Wednesday, 24 November 2010

Pumpkin Mousse Cupcakes


Happy Thanksgiving Everyone!!

It's blog makeover time!  I found this cute design that matched the title of my blog and so I am going to try it out for awhile and see if it is going to be a keeper or not.  Let me know if you like it!  


You have got to try these cupcakes.  They are sooooooo yummy!  My friend, Shelley, told me her husband had tried one of these cupcakes at a bake sale some of her neighbors were having for a fundraiser and that I had to try them, because her hubby said they were incredible.  So, I waited for Jamie to post them on her blog and when I saw them, I immediately started baking.  

The cupcake is so light and fluffy and has the perfect spice flavor.  The pumpkin filling is made from a boxed pudding mix and while on its own, I thought it tasted a little strange and debated about even putting it inside the cupcakes, but I am so glad I ended up trying it in the cupcake, because the combination of the cake, filling and the cream cheese frosting is perfect.  I adjusted her cream cheese frosting recipe a little, but use your favorite recipe.  I am planning on taking these to Thanksgiving dinner and I am sure everyone will love them.  I only filled a couple of the cupcakes tonight to give them a try, but I plan on filling and frosting the rest in the morning, since they will have to be refrigerated because of the cream and cream cheese and I didn't want to refrigerate the cake overnight.  
Pumpkin Mousse Cupcakes
adapted from: Jamie Cooks It Up

Cupcakes:
1 spice cake mix
1 (3.4 oz) box pumpkin spice instant pudding
1/3 c. flour
1/3 c. vegetable oil
1/3 c. sour cream
1 1/2 c. water
1 tsp. vanilla
4 eggs

Filling: 
1 (3.4 oz) box pumpkin spice instant pudding
1 3/4 c. half and half

Cream Cheese Frosting:
1 (8 oz.) pkg. cream cheese, softened
1 stick butter, softened
2 tsp. vanilla
dash of salt
4 c. powdered sugar
2-3 Tbl. milk

For the cupcakes: In a large bowl, add the cake mix, pudding mix and flour; stir together to combine.  Add the oil, sour cream, water, vanilla and eggs.  Mix on low speed for 1 minute.  Then, mix on medium speed until smooth and silky, about 3 minutes.  Fill cupcake liners 3/4 full and bake at 350 degrees for 13-15 minutes (mine took 19-20 minutes).  Cool completely.  Yield: 24 cupcakes (I got 27).

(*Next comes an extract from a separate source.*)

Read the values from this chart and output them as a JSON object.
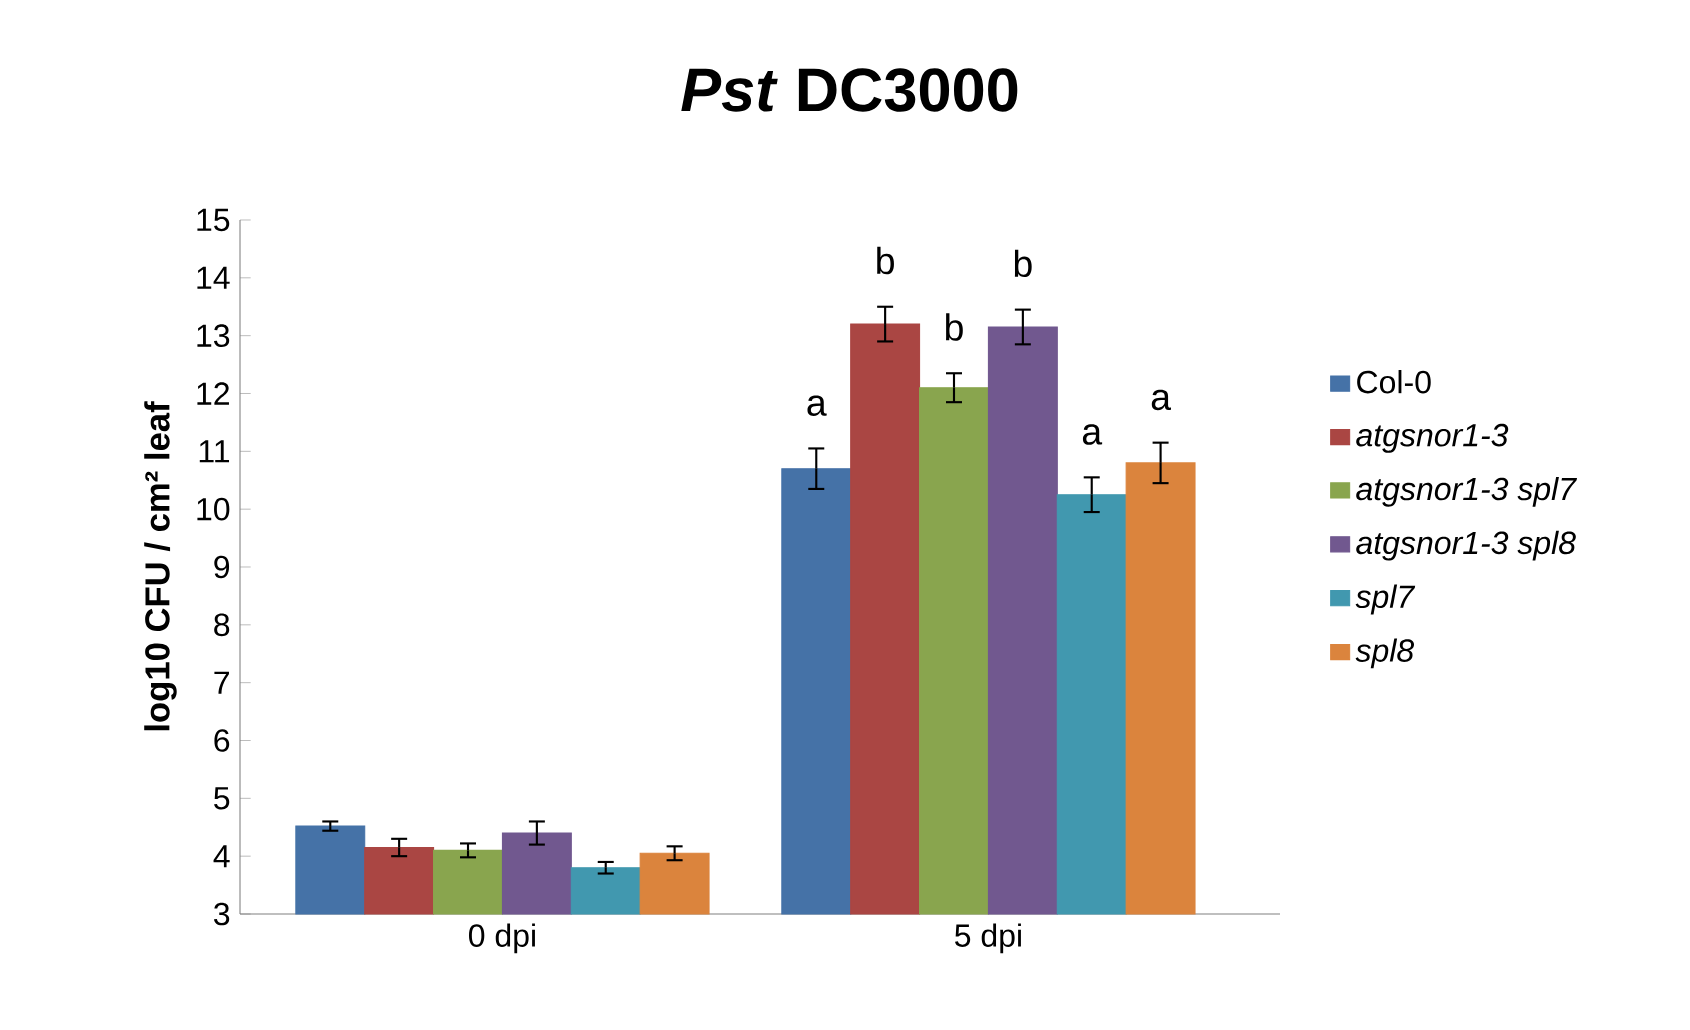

For the mousse filling:  Whip together ingredients until thick, about 3 minutes.  Using a sharp knife, cut a small circle out of the top of each cupcake.  Spoon filling in each hole.

For the cream cheese frosting:  Mix cream cheese and butter until smooth.  Add vanilla and salt.  Add powdered sugar, one cup at a time, until light and fluffy.  Add enough milk to reach desired piping consistency.  Pipe onto each cupcake.